French Croix De Guerre with Palm, awarded under Decision No. 5, 14 January 1949, by the Minister of National Defense, with the following citation:
Splendid unit that incited by savage vigor, landed in Normandy in June 1944. Covered itself with glory in the battles of Saint-Lo and at Haye-du-Puits. Participated in the capture of Fougeres, Laval, and Le Mans, then crossing the Seine at Maintes-Gassicourt, on 19 August 1944, inflicted heavy casualties on the enemy before marching triumphantly into Paris on 27 August 1944. By its bold action, contributed largely to the success of the Allied armies and the liberation of Paris.
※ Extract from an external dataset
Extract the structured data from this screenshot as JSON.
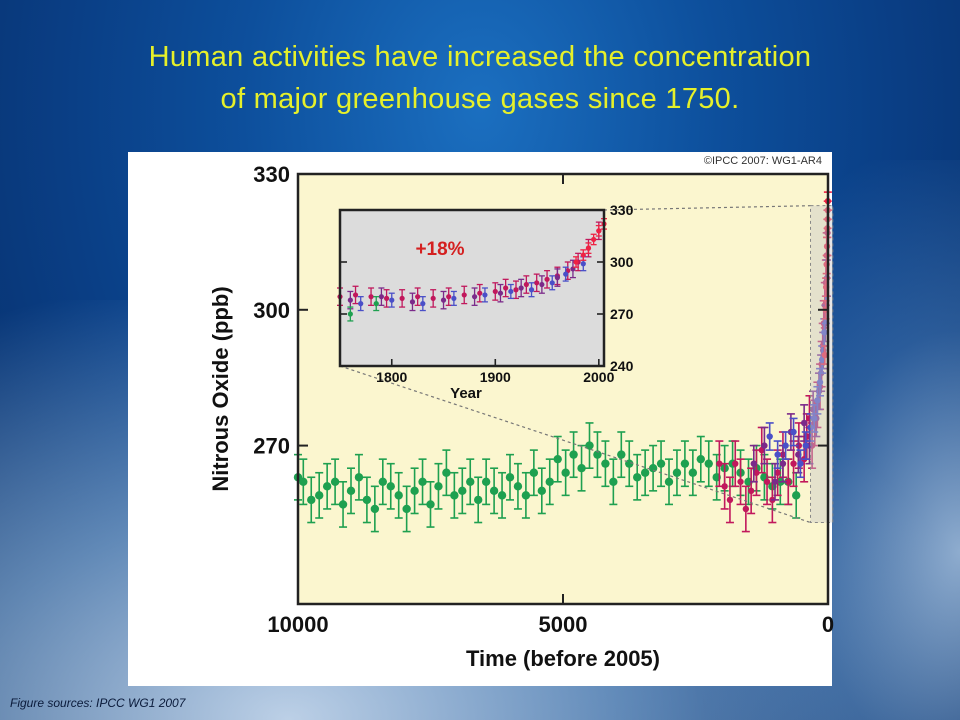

French Fourragere in the colors of the Croix de Guerre (1939-1945), awarded under Decision No. 48, 16 August 1949, by the Minister of National Defense.
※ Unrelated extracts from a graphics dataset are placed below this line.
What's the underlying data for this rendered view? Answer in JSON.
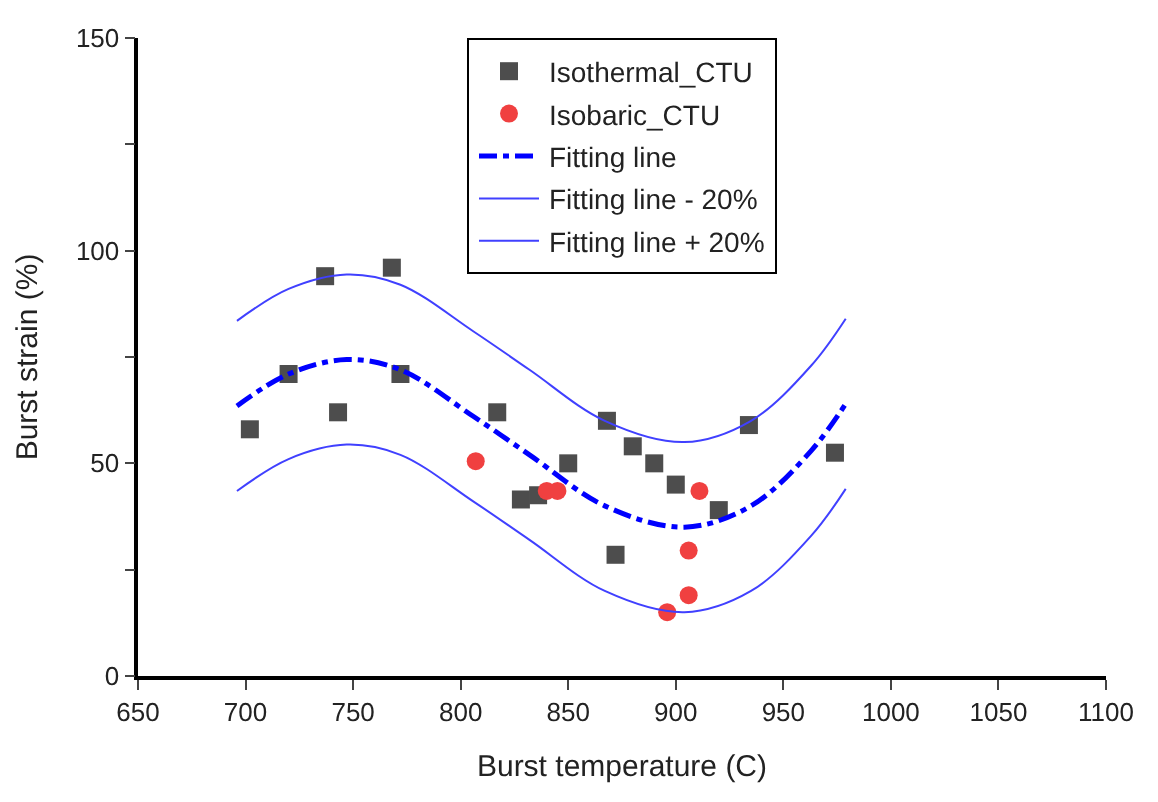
{
  "chart_data": {
    "type": "scatter",
    "xlabel": "Burst temperature (C)",
    "ylabel": "Burst strain (%)",
    "xlim": [
      650,
      1100
    ],
    "xticks": [
      650,
      700,
      750,
      800,
      850,
      900,
      950,
      1000,
      1050,
      1100
    ],
    "ylim": [
      0,
      150
    ],
    "yticks": [
      0,
      {
        "value": 25,
        "label": null
      },
      50,
      {
        "value": 75,
        "label": null
      },
      100,
      {
        "value": 125,
        "label": null
      },
      150
    ],
    "legend": "top",
    "series": [
      {
        "name": "Isothermal_CTU",
        "marker": "square",
        "color": "#4d4d4d",
        "x": [
          702,
          720,
          737,
          743,
          768,
          772,
          817,
          828,
          836,
          850,
          868,
          872,
          880,
          890,
          900,
          920,
          934,
          974
        ],
        "values": [
          58,
          71,
          94,
          62,
          96,
          71,
          62,
          41.5,
          42.5,
          50,
          60,
          28.5,
          54,
          50,
          45,
          39,
          59,
          52.5
        ]
      },
      {
        "name": "Isobaric_CTU",
        "marker": "circle",
        "color": "#f04040",
        "x": [
          807,
          840,
          845,
          896,
          906,
          906,
          911
        ],
        "values": [
          50.5,
          43.5,
          43.5,
          15,
          19,
          29.5,
          43.5
        ]
      },
      {
        "name": "Fitting line",
        "type": "line",
        "line_style": "dashdot",
        "color": "#0000ff",
        "x": [
          696,
          720,
          747,
          772,
          806,
          832,
          867,
          904,
          935,
          963,
          979
        ],
        "values": [
          63.5,
          71,
          74.4,
          72,
          61,
          52,
          40,
          35,
          40,
          53,
          64
        ]
      },
      {
        "name": "Fitting line - 20%",
        "type": "line",
        "line_style": "solid",
        "color": "#4040ff",
        "x": [
          696,
          720,
          747,
          772,
          806,
          832,
          867,
          904,
          935,
          963,
          979
        ],
        "values": [
          43.5,
          51,
          54.4,
          52,
          41,
          32,
          20,
          15,
          20,
          33,
          44
        ]
      },
      {
        "name": "Fitting line + 20%",
        "type": "line",
        "line_style": "solid",
        "color": "#4040ff",
        "x": [
          696,
          720,
          747,
          772,
          806,
          832,
          867,
          904,
          935,
          963,
          979
        ],
        "values": [
          83.5,
          91,
          94.4,
          92,
          81,
          72,
          60,
          55,
          60,
          73,
          84
        ]
      }
    ]
  }
}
Note: Wearing of French and Belgian Fourrageres - Normally, two citations are required before a unit becomes eligible for the award of the Fourragere. The award of the Fourragere is not automatic, but must be specifically authorized by decree of the respective foreign government. A citation in orders or award of the Croix de Guerre to a unit does not authorize the wearing of the decoration by an individual. Likewise, no award of the Croix de Guerre to an individual will serve to constitute eligibility to wear the Fourragere. The Fourragere may be worn permanently by individuals who participated with the unit in both actions for which the unit was cited. The French Fourragere may be worn temporarily by individuals assigned to the unit subsequent to the time the award was made, but only so long as they remain with such unit.